Phase 2 — each derived_tables entry calls a UDF that reads freely from the silver directory and returns a new DataFrame. Derived tables see all base tables written in Phase 1.
Gold Layer¶
GoldAggregator processes each aggregation block:
flowchart LR
src["silver/<source_file>.parquet"]
udf["optional pre_agg_udf\n(df, silver_dir) → df"]
agg["group_by + metrics\n(YAML-declared)"]
out["gold/<project>/<output_file>.parquet"]

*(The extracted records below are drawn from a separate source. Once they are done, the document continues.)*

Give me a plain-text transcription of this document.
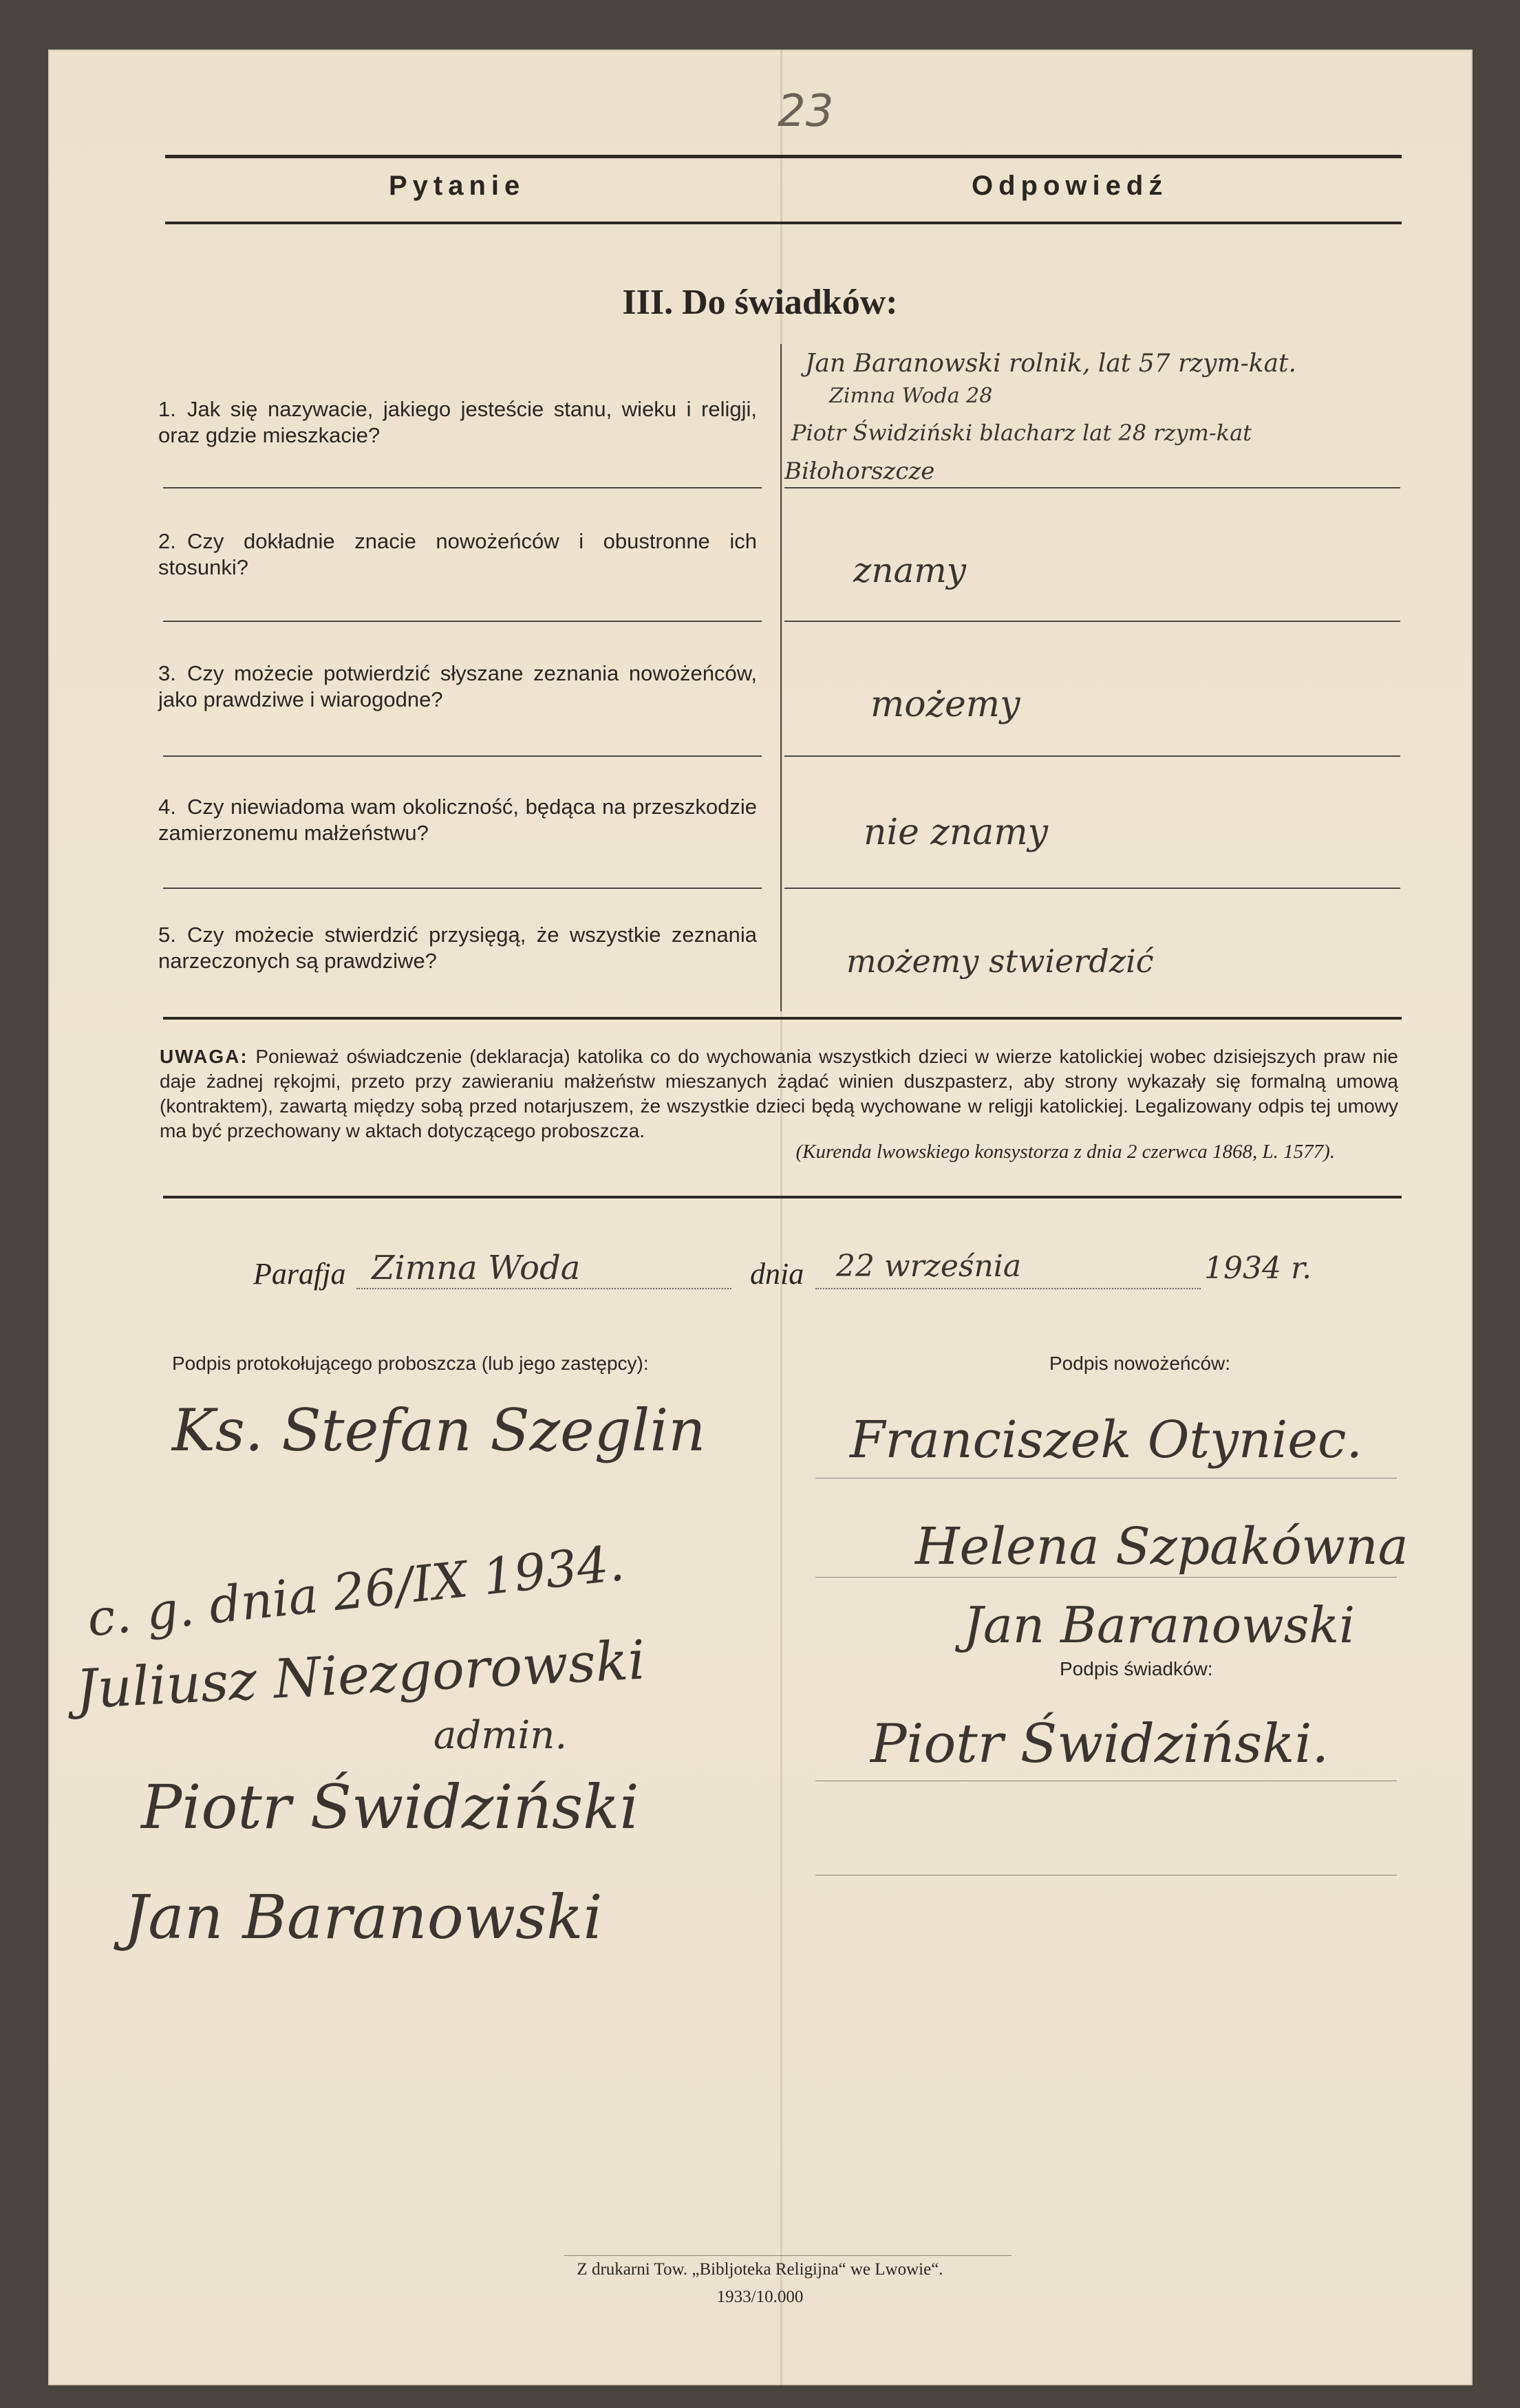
23
Pytanie	Odpowiedź
III. Do świadków:
1. Jak się nazywacie, jakiego jesteście stanu, wieku i religji, oraz gdzie mieszkacie?
Jan Baranowski rolnik, lat 57 rzym-kat.
Zimna Woda 28
Piotr Świdziński blacharz lat 28 rzym-kat
Biłohorszcze
2. Czy dokładnie znacie nowożeńców i obustronne ich stosunki?	znamy
3. Czy możecie potwierdzić słyszane zeznania nowożeńców, jako prawdziwe i wiarogodne?	możemy
4. Czy niewiadoma wam okoliczność, będąca na przeszkodzie zamierzonemu małżeństwu?	nie znamy
5. Czy możecie stwierdzić przysięgą, że wszystkie zeznania narzeczonych są prawdziwe?	możemy stwierdzić
UWAGA: Ponieważ oświadczenie (deklaracja) katolika co do wychowania wszystkich dzieci w wierze katolickiej wobec dzisiejszych praw nie daje żadnej rękojmi, przeto przy zawieraniu małżeństw mieszanych żądać winien duszpasterz, aby strony wykazały się formalną umową (kontraktem), zawartą między sobą przed notarjuszem, że wszystkie dzieci będą wychowane w religji katolickiej. Legalizowany odpis tej umowy ma być przechowany w aktach dotyczącego proboszcza.
(Kurenda lwowskiego konsystorza z dnia 2 czerwca 1868, L. 1577).
Parafja Zimna Woda	dnia 22 września	1934 r.
Podpis protokołującego proboszcza (lub jego zastępcy):	Podpis nowożeńców:
Ks. Stefan Szeglin
c. g. dnia 26/IX 1934.
Juliusz Niezgorowski
admin.
Piotr Świdziński
Jan Baranowski
Franciszek Otyniec.
Helena Szpakówna
Jan Baranowski
Podpis świadków:
Piotr Świdziński.
Z drukarni Tow. „Bibljoteka Religijna“ we Lwowie“.
1933/10.000
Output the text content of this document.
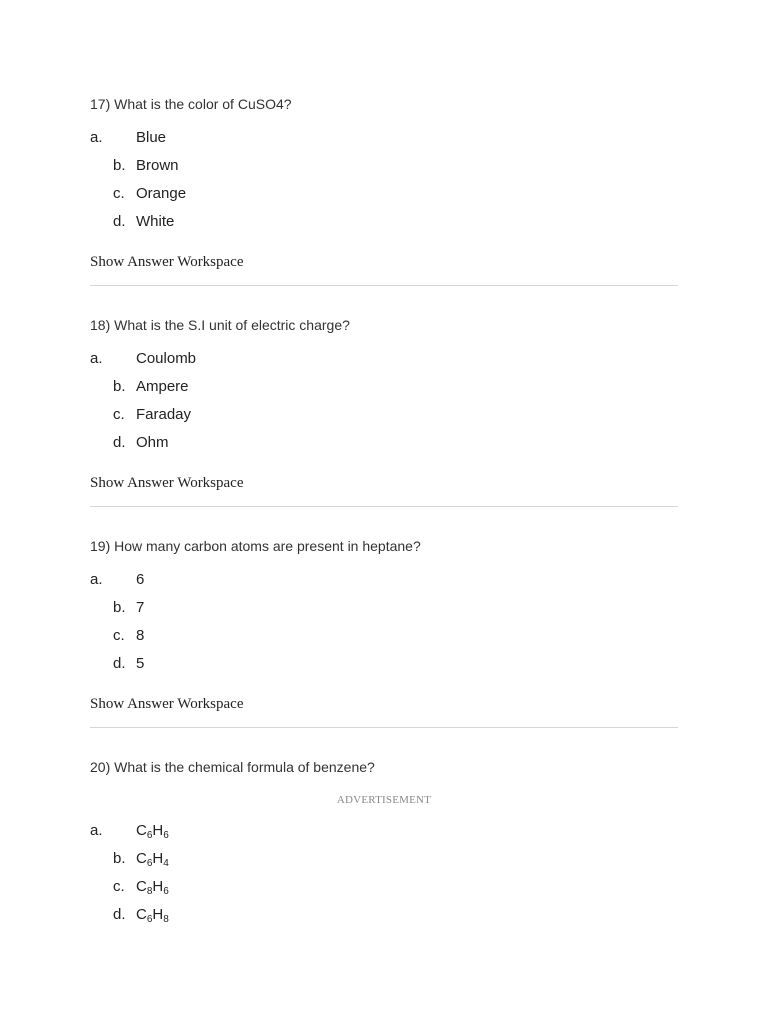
17) What is the color of CuSO4?
a. Blue
b. Brown
c. Orange
d. White
Show Answer Workspace
18) What is the S.I unit of electric charge?
a. Coulomb
b. Ampere
c. Faraday
d. Ohm
Show Answer Workspace
19) How many carbon atoms are present in heptane?
a. 6
b. 7
c. 8
d. 5
Show Answer Workspace
20) What is the chemical formula of benzene?
ADVERTISEMENT
a. $C_6H_6$
b. $C_6H_4$
c. $C_8H_6$
d. $C_6H_8$
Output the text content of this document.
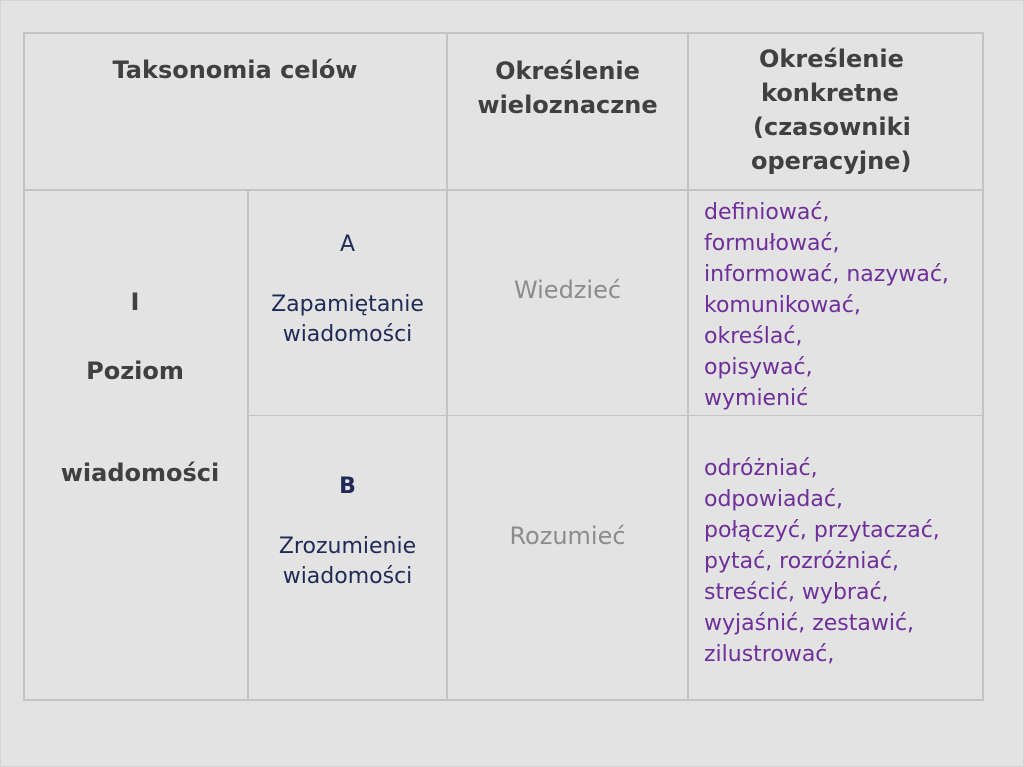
Taksonomia celów	Określenie
wieloznaczne
Określenie
konkretne
(czasowniki
operacyjne)
I
Poziom
wiadomości
A
Zapamiętanie
wiadomości
Wiedzieć
definiować,
formułować,
informować, nazywać,
komunikować,
określać,
opisywać,
wymienić
B
Zrozumienie
wiadomości
Rozumieć
odróżniać,
odpowiadać,
połączyć, przytaczać,
pytać, rozróżniać,
streścić, wybrać,
wyjaśnić, zestawić,
zilustrować,
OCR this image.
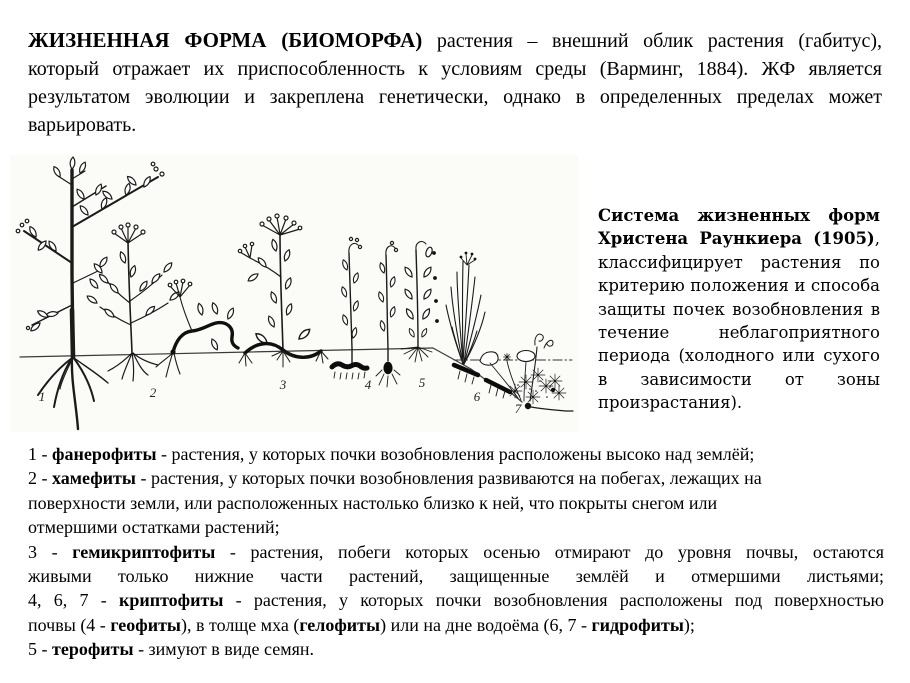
ЖИЗНЕННАЯ ФОРМА (БИОМОРФА) растения – внешний облик растения (габитус),
который отражает их приспособленность к условиям среды (Варминг, 1884). ЖФ является
результатом эволюции и закреплена генетически, однако в определенных пределах может
варьировать.
1	2
3	4	5
6
7
Система жизненных форм
Христена Раункиера (1905),
классифицирует растения по
критерию положения и способа
защиты почек возобновления в
течение неблагоприятного
периода (холодного или сухого
в зависимости от зоны
произрастания).
1 - фанерофиты - растения, у которых почки возобновления расположены высоко над землёй;
2 - хамефиты - растения, у которых почки возобновления развиваются на побегах, лежащих на
поверхности земли, или расположенных настолько близко к ней, что покрыты снегом или
отмершими остатками растений;
3 - гемикриптофиты - растения, побеги которых осенью отмирают до уровня почвы, остаются
живыми только нижние части растений, защищенные землёй и отмершими листьями;
4, 6, 7 - криптофиты - растения, у которых почки возобновления расположены под поверхностью
почвы (4 - геофиты), в толще мха (гелофиты) или на дне водоёма (6, 7 - гидрофиты);
5 - терофиты - зимуют в виде семян.
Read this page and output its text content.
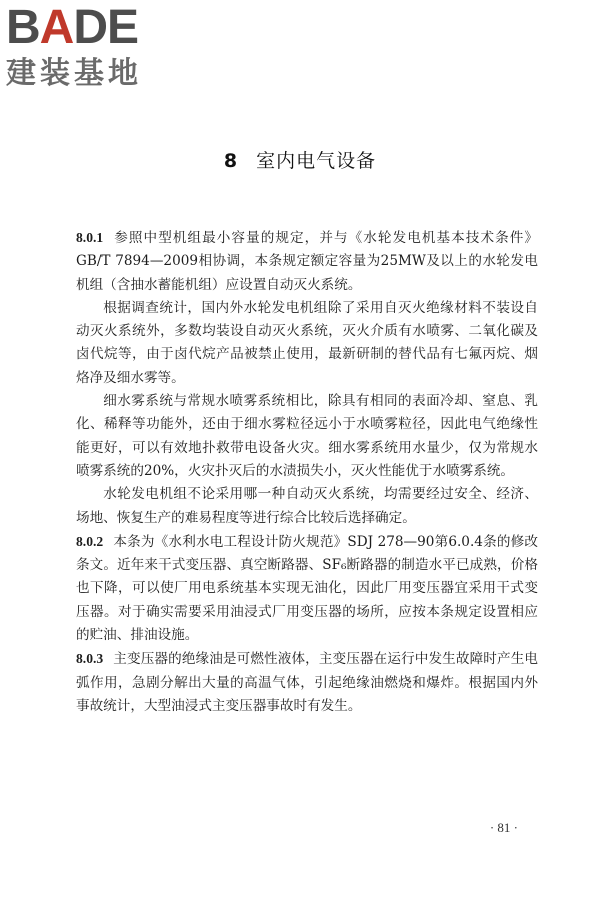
BADE
建装基地
8 室内电气设备

8.0.1 参照中型机组最小容量的规定，并与《水轮发电机基本技术条件》GB/T 7894—2009相协调，本条规定额定容量为25MW及以上的水轮发电机组（含抽水蓄能机组）应设置自动灭火系统。

根据调查统计，国内外水轮发电机组除了采用自灭火绝缘材料不装设自动灭火系统外，多数均装设自动灭火系统，灭火介质有水喷雾、二氧化碳及卤代烷等，由于卤代烷产品被禁止使用，最新研制的替代品有七氟丙烷、烟烙净及细水雾等。

细水雾系统与常规水喷雾系统相比，除具有相同的表面冷却、窒息、乳化、稀释等功能外，还由于细水雾粒径远小于水喷雾粒径，因此电气绝缘性能更好，可以有效地扑救带电设备火灾。细水雾系统用水量少，仅为常规水喷雾系统的20%，火灾扑灭后的水渍损失小，灭火性能优于水喷雾系统。

水轮发电机组不论采用哪一种自动灭火系统，均需要经过安全、经济、场地、恢复生产的难易程度等进行综合比较后选择确定。

8.0.2 本条为《水利水电工程设计防火规范》SDJ 278—90第6.0.4条的修改条文。近年来干式变压器、真空断路器、SF₆断路器的制造水平已成熟，价格也下降，可以使厂用电系统基本实现无油化，因此厂用变压器宜采用干式变压器。对于确实需要采用油浸式厂用变压器的场所，应按本条规定设置相应的贮油、排油设施。

8.0.3 主变压器的绝缘油是可燃性液体，主变压器在运行中发生故障时产生电弧作用，急剧分解出大量的高温气体，引起绝缘油燃烧和爆炸。根据国内外事故统计，大型油浸式主变压器事故时有发生。

· 81 ·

src --> udf --> agg --> out
The pre_agg_udf step runs before the group_by aggregation. It is the correct place to derive columns (e.g. order_month from order_date) or join additional tables that should affect the grouping.
Storage Abstraction¶
All pipeline code calls openmedallion.storage functions instead of pathlib or pl.read_parquet directly. This is what makes pipelines portable between local and S3:
| Call | Local | S3 |
|---|---|---|
read_parquet(path) |
pl.read_parquet(path) |
pl.read_parquet(path, storage_options=...) |
write_parquet(df, path) |
df.write_parquet(path) |
df.write_parquet(path, storage_options=...) |
join(base, *parts) |
os.path.join(base, *parts) |
base.rstrip("/") + "/" + ... |
exists(path) |
Path(path).exists() |
s3fs.S3FileSystem().exists(path) |
To switch from local storage to S3, change paths.* in main.yaml to s3://your-bucket/... and set the four AWS_* environment variables. No code changes required.